Parmi ceux qui accusent l’EIIL-K d’être une créature des États-Unis, on trouve Hamid Karzai, marionnette de longue date de Washington, qui a été président du régime de Kaboul de 2001 à 2014. En 2017, il a déclaré à Al Jazeera: «À mon avis, Da‘ech [l’acronyme arabe de l’EIIL] a émergé sous la présence, la surveillance, l’armée, la politique et le renseignement des États-Unis. Et pendant deux ans, le peuple afghan est venu, a crié fort sa souffrance, les violations commises: et on n’a rien fait».

À la même époque, Karzai a déclaré à Voice of America: «Je considère que Da‘ech est un outil [des États-Unis].» Il a ajouté: «Je ne fais pas du tout de différence entre Da‘ech et l’Amérique».

De nombreux rapports en provenance d’Afghanistan font état d’hélicoptères non marqués qui transportent des armes et des fournitures dans les zones occupées par l’EIIL-K. À l’époque, les États-Unis et l’OTAN contrôlaient pleinement l’espace aérien de l’Afghanistan.

Pour leur part, les talibans ont allégué une «main étrangère» dans les récents attentats terroristes et ont rejeté les propositions américaines de coopération dans la lutte contre l’EIIL, accusant le groupe de s’être développé avec le soutien des États-Unis.

Outre les anciens agents de renseignements et les troupes des forces spéciales qui ont rejoint l’EIIL, les États-Unis ont évacué d’Afghanistan des milliers de commandos des unités dites «Zéro» qui opéraient sous la supervision de la CIA, effectuant des raids nocturnes, des assassinats et d’autres crimes de guerre. L’agence de renseignement américaine dispose ainsi d’un vivier de recrues pour une intervention qui vise à provoquer une nouvelle guerre civile en Afghanistan.
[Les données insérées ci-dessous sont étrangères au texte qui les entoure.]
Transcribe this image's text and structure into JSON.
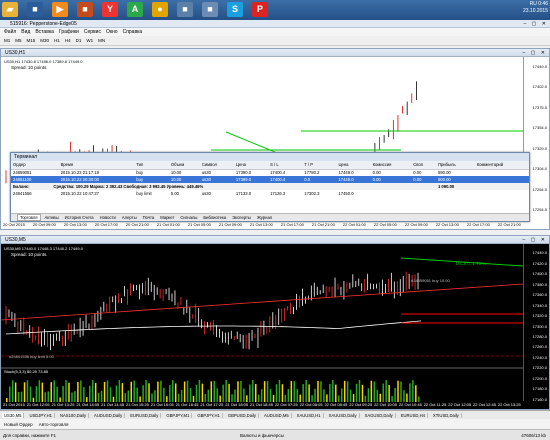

Washington poursuit une politique qui vise à provoquer un maximum d’instabilité et de bouleversements dans le pays qu’il a occupé pendant 20 ans. Il refuse d’autoriser le gouvernement taliban à accéder à près de 10 milliards de dollars détenus par des institutions financières américaines et a coupé toute aide, qui représentait auparavant 80 pour cent du budget du gouvernement afghan. Cela a entraîné un effondrement économique et la paralysie du système de santé du pays ainsi que des groupes d’aide étrangère sur le terrain. Et ce, alors que la Banque mondiale rapporte que 14 millions de personnes – soit un Afghan sur trois – sont au bord de la famine, et que l’hiver approche avec la menace de conditions de famine encore pires.
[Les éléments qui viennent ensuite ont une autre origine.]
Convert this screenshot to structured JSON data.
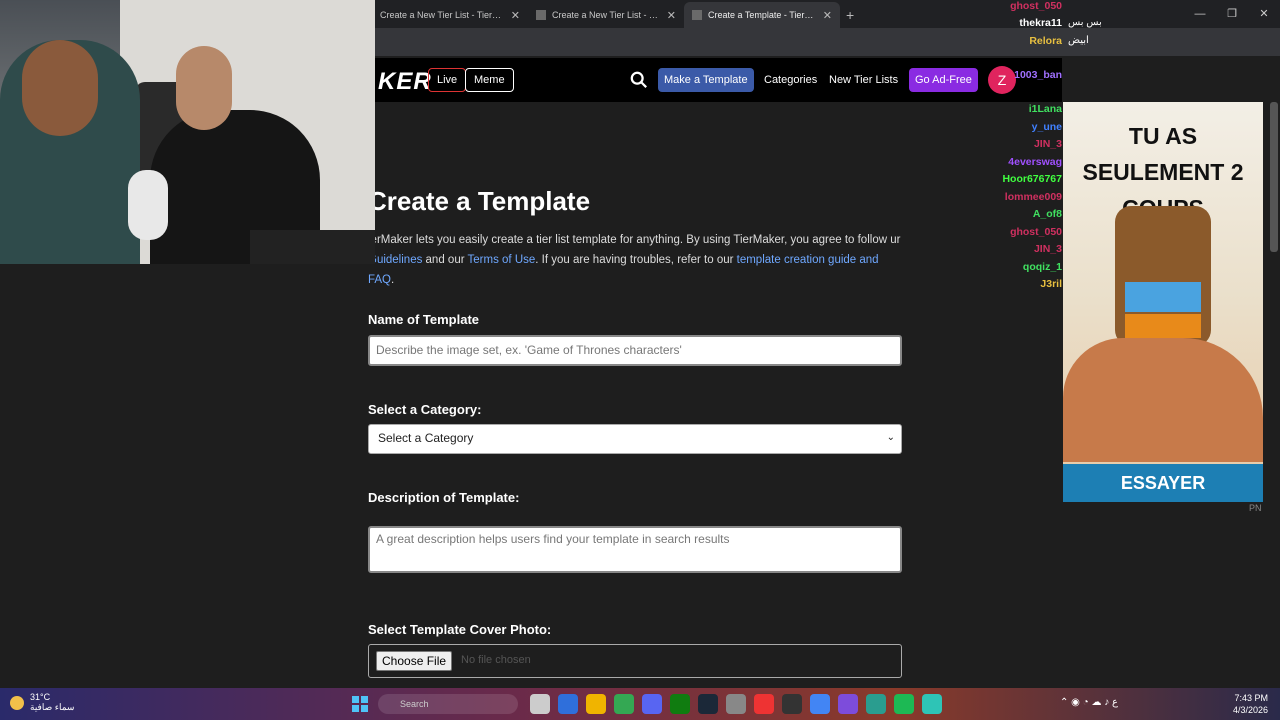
{
  "browser": {
    "tabs": [
      {
        "title": "Create a New Tier List - TierMaker"
      },
      {
        "title": "Create a New Tier List - TierMaker"
      },
      {
        "title": "Create a Template - TierMaker"
      }
    ],
    "new_tab": "+",
    "window_controls": [
      "—",
      "❐",
      "✕"
    ]
  },
  "site": {
    "logo": "KER",
    "nav": {
      "live": "Live",
      "meme": "Meme",
      "make_template": "Make a Template",
      "categories": "Categories",
      "new_tier_lists": "New Tier Lists",
      "go_ad_free": "Go Ad-Free",
      "avatar_letter": "Z"
    }
  },
  "page": {
    "title": "Create a Template",
    "intro": {
      "part1": "ierMaker lets you easily create a tier list template for anything. By using TierMaker, you agree to follow ur ",
      "guidelines": "Guidelines",
      "part2": " and our ",
      "terms": "Terms of Use",
      "part3": ". If you are having troubles, refer to our ",
      "guide": "template creation guide and FAQ",
      "part4": "."
    },
    "name_label": "Name of Template",
    "name_placeholder": "Describe the image set, ex. 'Game of Thrones characters'",
    "category_label": "Select a Category:",
    "category_selected": "Select a Category",
    "description_label": "Description of Template:",
    "description_placeholder": "A great description helps users find your template in search results",
    "cover_label": "Select Template Cover Photo:",
    "choose_file": "Choose File",
    "no_file": "No file chosen"
  },
  "chat": {
    "users": [
      {
        "name": "ghost_050",
        "color": "#d03060"
      },
      {
        "name": "thekra11",
        "color": "#ffffff"
      },
      {
        "name": "Relora",
        "color": "#e8c040"
      },
      {
        "name": "1003_ban",
        "color": "#a070ff"
      },
      {
        "name": "i1Lana",
        "color": "#40e060"
      },
      {
        "name": "y_une",
        "color": "#4080ff"
      },
      {
        "name": "JIN_3",
        "color": "#d03060"
      },
      {
        "name": "4everswag",
        "color": "#a050ff"
      },
      {
        "name": "Hoor676767",
        "color": "#40ff40"
      },
      {
        "name": "lommee009",
        "color": "#d03060"
      },
      {
        "name": "A_of8",
        "color": "#40e060"
      },
      {
        "name": "ghost_050",
        "color": "#d03060"
      },
      {
        "name": "JIN_3",
        "color": "#d03060"
      },
      {
        "name": "qoqiz_1",
        "color": "#40e060"
      },
      {
        "name": "J3ril",
        "color": "#e8c040"
      }
    ],
    "top_messages": [
      "بس بس",
      "ابيض"
    ]
  },
  "ad": {
    "headline": "TU AS SEULEMENT 2 COUPS",
    "cta": "ESSAYER",
    "tag": "PN"
  },
  "taskbar": {
    "temp": "31°C",
    "weather": "سماء صافية",
    "search": "Search",
    "time": "7:43 PM",
    "date": "4/3/2026",
    "lang": "ع"
  },
  "colors": {
    "accent_blue": "#3b5aa8",
    "ad_free_purple": "#8a2be2",
    "avatar_pink": "#e0245e",
    "link_blue": "#6fa8ff"
  }
}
L’impérialisme américain considère l’Afghanistan à travers le prisme de sa stratégie militaire déclarée, centrée sur la confrontation des «grandes puissances» avec la Chine et la Russie. Tout comme le conseiller américain à la sécurité nationale, Zbigniew Brzezinski, a fait la promotion de la guerre des moudjahidines orchestrée par la CIA dans les années 1970 et 1980 comme un moyen de donner à l’Union soviétique son «propre Vietnam», Washington voit aujourd’hui un Afghanistan en proie au chaos qui pourrait saper les intérêts de la Chine et de la Russie en Asie centrale et provoquer potentiellement des campagnes terroristes contre les deux pays.

La maison de la famille Ahmadi à Kaboul, en Afghanistan, après une frappe de drone américaine le 29 août 2021. (AP Photo/Khwaja Tawfiq Sediqi)
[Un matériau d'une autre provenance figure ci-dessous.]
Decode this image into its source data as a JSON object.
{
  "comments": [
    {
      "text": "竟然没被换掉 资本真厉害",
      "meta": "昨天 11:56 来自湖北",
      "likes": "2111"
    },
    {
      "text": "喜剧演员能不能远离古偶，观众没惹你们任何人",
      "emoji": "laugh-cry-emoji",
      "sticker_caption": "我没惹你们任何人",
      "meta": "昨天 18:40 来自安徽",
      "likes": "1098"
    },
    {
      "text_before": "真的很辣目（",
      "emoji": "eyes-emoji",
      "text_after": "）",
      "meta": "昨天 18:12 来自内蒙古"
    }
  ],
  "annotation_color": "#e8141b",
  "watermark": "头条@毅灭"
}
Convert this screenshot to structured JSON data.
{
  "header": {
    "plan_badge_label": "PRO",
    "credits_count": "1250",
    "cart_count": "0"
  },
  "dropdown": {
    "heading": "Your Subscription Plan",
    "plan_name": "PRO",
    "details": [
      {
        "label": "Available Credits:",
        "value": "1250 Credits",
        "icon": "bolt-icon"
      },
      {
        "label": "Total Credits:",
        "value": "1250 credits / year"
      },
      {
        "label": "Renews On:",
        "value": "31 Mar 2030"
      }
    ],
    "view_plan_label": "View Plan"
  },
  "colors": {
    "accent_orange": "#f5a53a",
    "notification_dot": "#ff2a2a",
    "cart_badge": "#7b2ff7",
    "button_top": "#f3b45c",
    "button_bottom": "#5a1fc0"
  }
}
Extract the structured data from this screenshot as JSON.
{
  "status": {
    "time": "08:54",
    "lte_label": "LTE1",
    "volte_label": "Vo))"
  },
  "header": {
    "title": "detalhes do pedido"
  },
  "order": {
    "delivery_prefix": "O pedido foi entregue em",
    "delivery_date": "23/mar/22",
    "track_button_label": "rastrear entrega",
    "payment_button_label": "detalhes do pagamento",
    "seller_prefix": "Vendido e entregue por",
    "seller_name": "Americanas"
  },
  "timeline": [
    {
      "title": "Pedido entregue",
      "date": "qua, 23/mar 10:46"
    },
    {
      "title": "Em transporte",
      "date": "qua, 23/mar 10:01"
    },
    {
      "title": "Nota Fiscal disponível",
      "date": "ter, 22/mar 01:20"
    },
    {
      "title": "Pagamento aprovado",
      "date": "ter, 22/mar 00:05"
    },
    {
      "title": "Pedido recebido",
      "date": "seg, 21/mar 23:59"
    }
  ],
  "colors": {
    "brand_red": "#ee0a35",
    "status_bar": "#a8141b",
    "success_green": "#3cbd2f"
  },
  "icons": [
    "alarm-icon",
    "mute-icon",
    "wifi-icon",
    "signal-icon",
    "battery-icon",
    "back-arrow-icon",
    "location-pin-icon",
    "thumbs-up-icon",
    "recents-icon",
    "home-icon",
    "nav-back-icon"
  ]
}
Pendant ce temps, le Pentagone a publié mercredi un rapport exonérant l’armée américaine de la frappe aérienne du 29 août à Kaboul qui a tué 10 Afghans innocents, dont un employé d’une organisation humanitaire occidentale et sept enfants. L’armée américaine avait initialement affirmé avoir tué quatre kamikazes de l’EIIL-K.

Le rapport n’a constaté aucune «violation du droit ou du droit de la guerre», mais plutôt «une défaillance globale du processus, dans lequel de nombreuses personnes sont impliquées». Il a insisté sur le fait que le massacre perpétré par les drones devait être considéré dans le contexte de l’attaque de l’aéroport international Hamid Karzai qui a tué 13 membres des services américains et entraîné la mort de dizaines de civils afghans. À la suite de cette attaque, les États-Unis ont cherché à se venger.

Ce rapport du Pentagone constitue un avertissement mortel selon lequel de tels massacres se poursuivront sous le couvert des opérations militaires américaines dites «au-delà de l’horizon» contre les «terroristes» présumés en Afghanistan.

Après plus de quatre décennies, il est évident que la rencontre tragique du peuple afghan avec l’impérialisme américain est loin d’être terminée.